My goal is to read 100 books by the end of 2013. I just finished book 30.
The Dinner by Herman Koch
Summary (copied from Goodreads):
It's a summer's evening in Amsterdam, and two couples meet at a fashionable restaurant for dinner. Between mouthfuls of food and over the polite scrapings of cutlery, the conversation remains a gentle hum of polite discourse -- the banality of work, the triviality of the holidays. But behind the empty words, terrible things need to be said, and with every forced smile and every new course, the knives are being sharpened.
Each couple has a fifteen-year-old son. The two boys are united by their accountability for a single horrific act; an act that has triggered a police investigation and shattered the comfortable, insulated worlds of their families. As the dinner reaches its culinary climax, the conversation finally touches on their children. As civility and friendship disintegrate, each couple show just how far they are prepared to go to protect those they love.
This book made me so uncomfortable, and the only way I can write this review is through points and counterpoints that reflect how I can like and hate it at the same time.
Point: the book was well-written, and I had no trouble feeling the underlying tension throughout the entire thing.
Counterpoint: there was so much tension that I had a constant feeling of anxious nausea while reading it.

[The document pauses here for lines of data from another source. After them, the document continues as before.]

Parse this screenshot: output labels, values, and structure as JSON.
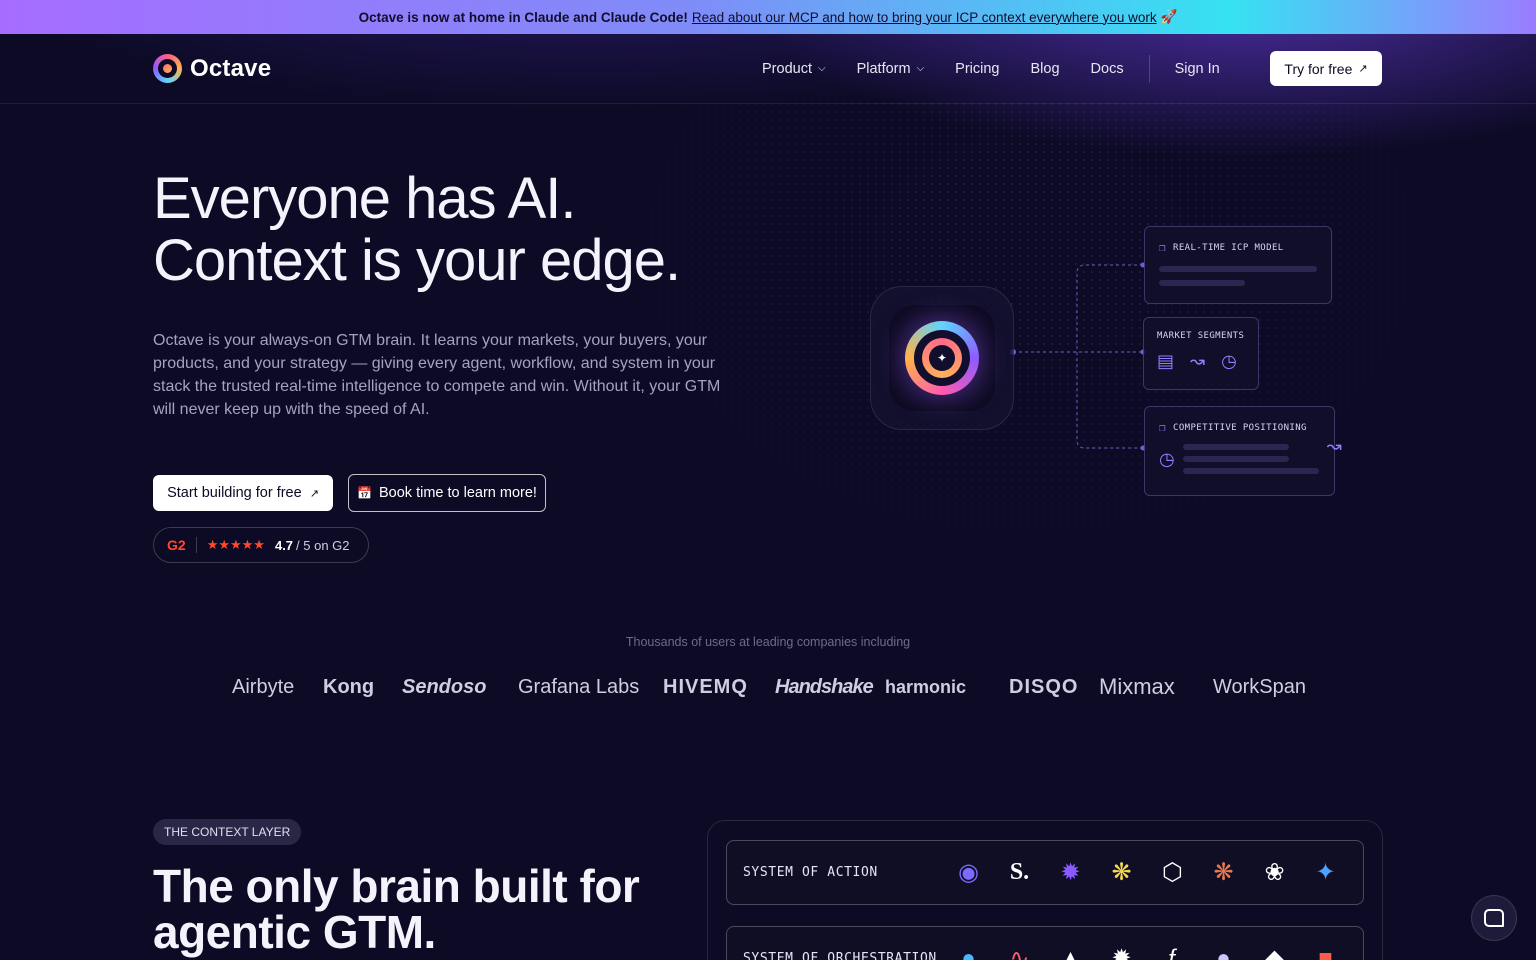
{
  "announcement": {
    "lead": "Octave is now at home in Claude and Claude Code!",
    "link": "Read about our MCP and how to bring your ICP context everywhere you work",
    "emoji": "🚀"
  },
  "nav": {
    "brand": "Octave",
    "links": [
      {
        "label": "Product",
        "dropdown": true
      },
      {
        "label": "Platform",
        "dropdown": true
      },
      {
        "label": "Pricing",
        "dropdown": false
      },
      {
        "label": "Blog",
        "dropdown": false
      },
      {
        "label": "Docs",
        "dropdown": false
      }
    ],
    "sign_in": "Sign In",
    "try_free": "Try for free"
  },
  "hero": {
    "headline_1": "Everyone has AI.",
    "headline_2": "Context is your edge.",
    "description": "Octave is your always-on GTM brain. It learns your markets, your buyers, your products, and your strategy — giving every agent, workflow, and system in your stack the trusted real-time intelligence to compete and win. Without it, your GTM will never keep up with the speed of AI.",
    "primary_cta": "Start building for free",
    "secondary_cta": "Book time to learn more!",
    "g2": {
      "logo": "G2",
      "stars": "★★★★★",
      "rating": "4.7",
      "suffix": "/ 5 on G2"
    }
  },
  "diagram": {
    "cards": [
      {
        "label": "REAL-TIME ICP MODEL"
      },
      {
        "label": "MARKET SEGMENTS"
      },
      {
        "label": "COMPETITIVE POSITIONING"
      }
    ]
  },
  "customers": {
    "label": "Thousands of users at leading companies including",
    "logos": [
      "Airbyte",
      "Kong",
      "Sendoso",
      "Grafana Labs",
      "HIVEMQ",
      "Handshake",
      "harmonic",
      "DISQO",
      "Mixmax",
      "WorkSpan"
    ]
  },
  "context_layer": {
    "badge": "THE CONTEXT LAYER",
    "title_1": "The only brain built for",
    "title_2": "agentic GTM.",
    "rows": [
      {
        "label": "SYSTEM OF ACTION"
      },
      {
        "label": "SYSTEM OF ORCHESTRATION"
      }
    ]
  },
  "colors": {
    "background": "#0c0a24",
    "accent": "#8e5bff",
    "g2": "#ff492c"
  }
}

Point: it made me think about what I would do if faced with a similar situation (answer: the complete opposite of what was done in the book).
Counterpoint: the only way I can sleep tonight is by reminding myself this is a work of fiction and pretending that there aren't humans out there who really behave this way.
Point: it is definitely a book to talk about, and I look forward to discussing it with my fabulous posse (read what they had to say about this book and many others here: Lindsey's Book Blog, The Insomniac Bibliophile, and My Posse Book Blog).
Counterpoint: I can't talk about it without my skin crawling.
Yes, this book has all the qualities of a good book (grabbed my attention, made me think, and touched me emotionally). No, I didn't like it. How's that for a clear-as-mud review?